Nutrition

Nutrition, in this discussion, will encompass more than just food choices.  We focus on all aspects of life that will lead to optimal health, fitness and longevity.

Food:

Everything you eat either makes you more healthy or less healthy.  Take a minute to let that soak in.  Now again, everything you eat either makes you more healthy or less healthy.  It helps to think in these absolute terms when that cookie on the break room table is staring at you, begging to be devoured.  You can’t justify the cookie because it’s less bad than the fried snickers your coworker just hammered.  Nope, the cookie will still make you less healthy.  Eat it if you must but you know the truth.

Much like our training philosophy, our nutritional recommendations might not be conventional wisdom.  What we are going to lay out is different than what the USDA food pyramid says but we will guarantee that if you try it, you will look, feel and perform better – in 30 days or less.

So what should you eat?

Simple.  Eat meat, fish, eggs, veggies, fruit, nuts & seeds.  Think that sounds too limited?  Check out Robb Wolf’s Food Matrix for an endless combination of meals.

Still need more help?  Click here for a shopping list.

What not to eat and why?

Here’s our list and a short explanation.  Click on the titles for more detail.

Sugar – sugar makes you fat!  It’s calorically dense and nutritionally sparse.  It jacks up insulin regulation.

Artificial Sweeteners – they are made in a lab.  They burn your taste buds.  They still cause an insulin response.

Grains – calorically dense and nutritionally sparse.  Contain anti-nutrients that cause gut irritation (By the way, you want a healthy gut).

Legumes – still calorically dense.  They have a bit more nutritional value but not as much as fruits and veggies.  Contain anti-nutrients that cause gut irritation.  FYI: a peanut is not a nut – it’s a legume.

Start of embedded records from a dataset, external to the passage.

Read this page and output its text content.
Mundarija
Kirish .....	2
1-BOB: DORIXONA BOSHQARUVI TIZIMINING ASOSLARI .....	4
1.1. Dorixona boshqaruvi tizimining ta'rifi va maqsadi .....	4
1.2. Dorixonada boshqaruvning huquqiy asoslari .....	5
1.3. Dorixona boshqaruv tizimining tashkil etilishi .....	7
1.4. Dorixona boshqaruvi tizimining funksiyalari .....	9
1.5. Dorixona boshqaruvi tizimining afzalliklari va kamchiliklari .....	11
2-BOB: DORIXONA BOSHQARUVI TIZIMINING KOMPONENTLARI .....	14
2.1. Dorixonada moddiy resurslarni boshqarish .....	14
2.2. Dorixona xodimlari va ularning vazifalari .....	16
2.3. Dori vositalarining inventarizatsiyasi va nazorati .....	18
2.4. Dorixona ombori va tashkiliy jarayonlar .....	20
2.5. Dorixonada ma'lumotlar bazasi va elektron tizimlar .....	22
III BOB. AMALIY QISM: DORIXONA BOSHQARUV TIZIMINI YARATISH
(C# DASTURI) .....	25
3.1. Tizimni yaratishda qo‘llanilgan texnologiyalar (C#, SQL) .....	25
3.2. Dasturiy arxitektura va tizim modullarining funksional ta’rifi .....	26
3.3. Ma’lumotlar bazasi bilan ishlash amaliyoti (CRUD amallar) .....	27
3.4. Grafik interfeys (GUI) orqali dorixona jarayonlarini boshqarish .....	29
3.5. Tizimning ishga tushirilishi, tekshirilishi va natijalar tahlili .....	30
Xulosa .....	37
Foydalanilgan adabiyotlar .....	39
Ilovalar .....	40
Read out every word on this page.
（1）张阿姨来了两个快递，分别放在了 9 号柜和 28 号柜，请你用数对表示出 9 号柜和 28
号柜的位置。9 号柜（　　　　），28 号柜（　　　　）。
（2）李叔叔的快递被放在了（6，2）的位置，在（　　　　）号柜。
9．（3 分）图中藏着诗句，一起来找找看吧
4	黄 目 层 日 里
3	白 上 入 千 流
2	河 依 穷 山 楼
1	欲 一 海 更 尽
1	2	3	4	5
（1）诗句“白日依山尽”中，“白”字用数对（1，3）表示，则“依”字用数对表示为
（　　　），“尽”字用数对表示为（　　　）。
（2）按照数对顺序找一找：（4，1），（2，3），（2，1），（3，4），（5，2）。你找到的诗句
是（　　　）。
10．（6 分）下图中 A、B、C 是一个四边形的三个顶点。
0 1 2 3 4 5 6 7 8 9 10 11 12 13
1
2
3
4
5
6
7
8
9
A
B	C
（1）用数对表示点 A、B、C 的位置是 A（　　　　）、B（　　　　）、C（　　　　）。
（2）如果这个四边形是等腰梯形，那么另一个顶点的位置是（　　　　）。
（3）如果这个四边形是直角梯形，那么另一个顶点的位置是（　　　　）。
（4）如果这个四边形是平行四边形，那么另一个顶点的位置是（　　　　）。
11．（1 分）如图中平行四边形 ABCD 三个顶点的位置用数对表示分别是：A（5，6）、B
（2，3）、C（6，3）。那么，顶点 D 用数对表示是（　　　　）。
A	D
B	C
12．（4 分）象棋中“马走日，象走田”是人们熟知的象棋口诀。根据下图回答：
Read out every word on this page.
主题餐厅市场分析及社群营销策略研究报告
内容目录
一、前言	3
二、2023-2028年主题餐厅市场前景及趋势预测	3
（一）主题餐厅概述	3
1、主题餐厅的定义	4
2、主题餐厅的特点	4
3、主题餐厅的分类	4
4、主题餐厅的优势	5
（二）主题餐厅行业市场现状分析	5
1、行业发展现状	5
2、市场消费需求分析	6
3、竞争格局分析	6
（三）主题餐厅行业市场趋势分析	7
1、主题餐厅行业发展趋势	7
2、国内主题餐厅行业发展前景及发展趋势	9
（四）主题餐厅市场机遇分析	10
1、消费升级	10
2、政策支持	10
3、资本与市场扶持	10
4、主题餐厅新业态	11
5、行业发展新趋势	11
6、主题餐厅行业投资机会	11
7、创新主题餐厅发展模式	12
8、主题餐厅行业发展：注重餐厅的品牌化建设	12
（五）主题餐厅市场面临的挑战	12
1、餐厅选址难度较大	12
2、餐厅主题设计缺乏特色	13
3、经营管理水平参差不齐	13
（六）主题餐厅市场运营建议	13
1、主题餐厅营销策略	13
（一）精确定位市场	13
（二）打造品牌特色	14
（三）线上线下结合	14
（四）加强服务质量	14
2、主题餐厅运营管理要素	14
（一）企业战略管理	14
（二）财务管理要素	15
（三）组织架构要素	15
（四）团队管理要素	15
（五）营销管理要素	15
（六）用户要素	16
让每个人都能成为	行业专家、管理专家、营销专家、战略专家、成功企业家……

Dairy – are you a baby cow?  Contains a lot of growth promoting hormones (not good if you are trying to lean out).  Causes a very large insulin response.  Can cause gut irritation.

Alcohol – oops.  Did I say alcohol?  Yep, and you know it’s true.  Alcohol is a neurotoxin.  It damages your liver.  It has no nutritional value.   It’s loaded with calories.  It makes you do things you regret.

Sleep:

Sleep is just as important as the food you eat.  A lack of sleep actually makes it harder to avoid the foods listed above.  You should get 8-9 hours of sleep a night.  If you have trouble sleeping, try taking the tv and computer out of your room,  remove or cover all lights from alarm clocks, cell phones, modems, etc., black out your windows and don’t watch tv or work on the computer for an hour before bed.  If you have trouble going to sleep, find out why and get it fixed.  If it’s stress see below.  Read this and then get some sleep.

Stress:

Stress can be caused by exercise, work, relationships, lack of sleep, money, family, etc. and can be the toughest lifestyle factor to control.  There are two goals here:

1) Manage your stress:  Take a daily inventory of what you’ve got going on and don’t add unnecessary stress to that.  Not sleeping well for a few days straight?  Back off in the gym and really work on cleaning up your food choices.  Been working your butt off in the gym all week?  Make sure you get some extra calories and sleep in.  Feeling stressed at work?  Call and old friend and say hi or go play with your dog.

2) Be happy.  Life is too short to be worried, angry, pissed, scared and jealous.  At times we are all of these.  But don’t let them become your permanent dungeon.  If you are not happy in your current situation, change your situation.  Eating right, exercising smart and sleeping enough will go a long way to making you happier.  Beyond that, figure out what makes you happy and make it part of your life.

You will always have stress in your life which is fine, but you’ve got to find a way to deal with it.  There’s a lot of good info out there.  Seek it out and find what works for you.

Mobility & Stretching:

You’ve got to take care of your business.  If you want to stay in this game for the long haul – and feel good doing it – then you need to become good friends with K-Star’s Mobility WOD, the foam roller and lax ball and icing.  If you need more stretching instruction ask a coach or try a yoga or pilates class.  An occasional professional massage will go a long way too, especially if you are having specific issues.